I almost talked myself out of negotiating. I was staring at a job offer in my email inbox that was higher than I expected. I was excited and flattered, but my gut said that taking the first offer would leave money on the table.
Since the offer was already above what I anticipated, I needed a good way to structure my counteroffer so that it didn’t sound baseless or purely greedy. I already got some insight from reading Josh’s article about “re-selling” myself in a counteroffer email. I hoped getting the email templates would give me more ideas. I decided to upgrade to the Complete Bundle of Fearless Salary Negotiation since it includes information about getting a raise (which I figured would come in handy and likely more than pay for itself in the next year or so).
The most helpful thing about the Crash Course was having exact word-for-word scripts at each step of the process. I didn’t have to fumble for words or spend hours scouring the Internet for “the right thing to say”. It was all there and the scripts gave me the confidence to ask for way more than I would have otherwise.

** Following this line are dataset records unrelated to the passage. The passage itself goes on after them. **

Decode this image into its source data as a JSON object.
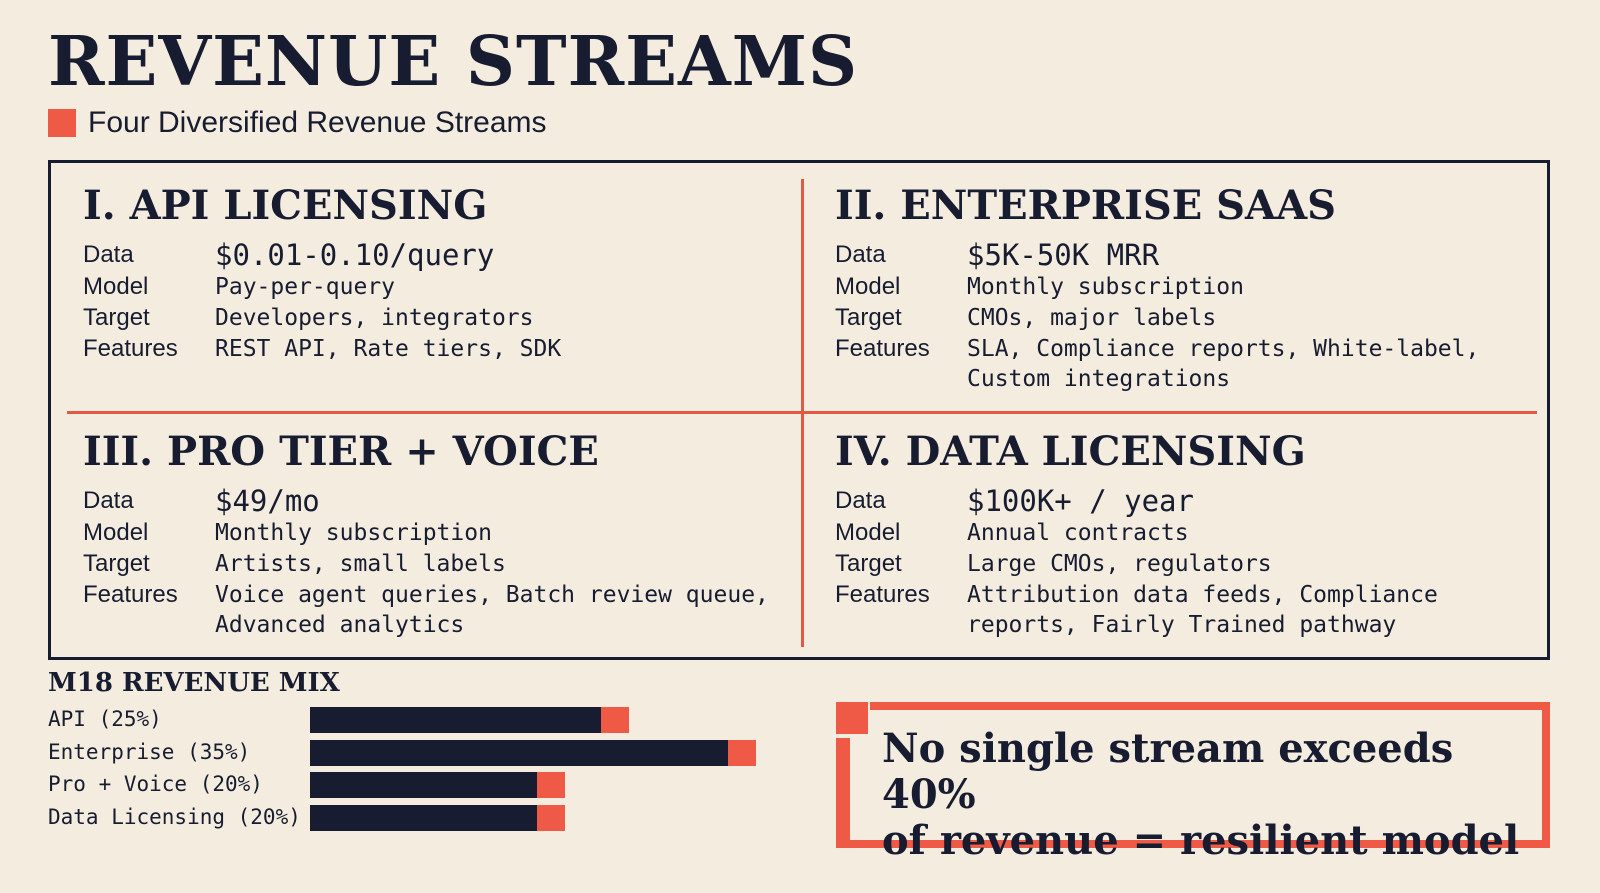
{
  "header": {
    "title": "REVENUE STREAMS",
    "subtitle": "Four Diversified Revenue Streams"
  },
  "streams": [
    {
      "heading": "I. API LICENSING",
      "labels": [
        "Data",
        "Model",
        "Target",
        "Features"
      ],
      "data": "$0.01-0.10/query",
      "model": "Pay-per-query",
      "target": "Developers, integrators",
      "features": [
        "REST API, Rate tiers, SDK"
      ]
    },
    {
      "heading": "II. ENTERPRISE SAAS",
      "labels": [
        "Data",
        "Model",
        "Target",
        "Features"
      ],
      "data": "$5K-50K MRR",
      "model": "Monthly subscription",
      "target": "CMOs, major labels",
      "features": [
        "SLA, Compliance reports, White-label,",
        "Custom integrations"
      ]
    },
    {
      "heading": "III. PRO TIER + VOICE",
      "labels": [
        "Data",
        "Model",
        "Target",
        "Features"
      ],
      "data": "$49/mo",
      "model": "Monthly subscription",
      "target": "Artists, small labels",
      "features": [
        "Voice agent queries, Batch review queue,",
        "Advanced analytics"
      ]
    },
    {
      "heading": "IV. DATA LICENSING",
      "labels": [
        "Data",
        "Model",
        "Target",
        "Features"
      ],
      "data": "$100K+ / year",
      "model": "Annual contracts",
      "target": "Large CMOs, regulators",
      "features": [
        "Attribution data feeds, Compliance",
        "reports, Fairly Trained pathway"
      ]
    }
  ],
  "chart_data": {
    "type": "bar",
    "title": "M18 REVENUE MIX",
    "categories": [
      "API (25%)",
      "Enterprise (35%)",
      "Pro + Voice (20%)",
      "Data Licensing (20%)"
    ],
    "values": [
      25,
      35,
      20,
      20
    ],
    "orientation": "horizontal",
    "colors": {
      "bar": "#171c30",
      "accent": "#ee5a46"
    }
  },
  "callout": {
    "lines": [
      "No single stream exceeds 40%",
      "of revenue = resilient model"
    ]
  },
  "colors": {
    "background": "#f3ecdf",
    "ink": "#171c30",
    "accent": "#ee5a46"
  }
}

I used the email templates from the course to successfully negotiate an offer $12,000 higher than my original offer (an increase of about 10%). The total package represents a 30% increase over my current compensation! I’m ecstatic and extremely grateful for the valuable information that Josh provided to help me get an amazing result.
Going through the process of negotiation made me confront my insecurities and realize that I do bring highly valuable skills to the table. I found having to brainstorm and then write out the reasons I’m a great fit for this position — and thus deserve a higher salary — was a key benefit I got from the course. It made me 100% more confident that I am a great fit and that I will contribute a lot to this team. Getting a positive response to my counteroffer confirmed that.
What was particularly interesting about the results I saw was that it was an internal transfer between two separate business units within a large company — meaning the hiring manager actually knew my current salary down to the dollar. I expected that to limit my ability to negotiate, but focusing on the value I would bring to his team and not my current salary was the right strategy. It worked!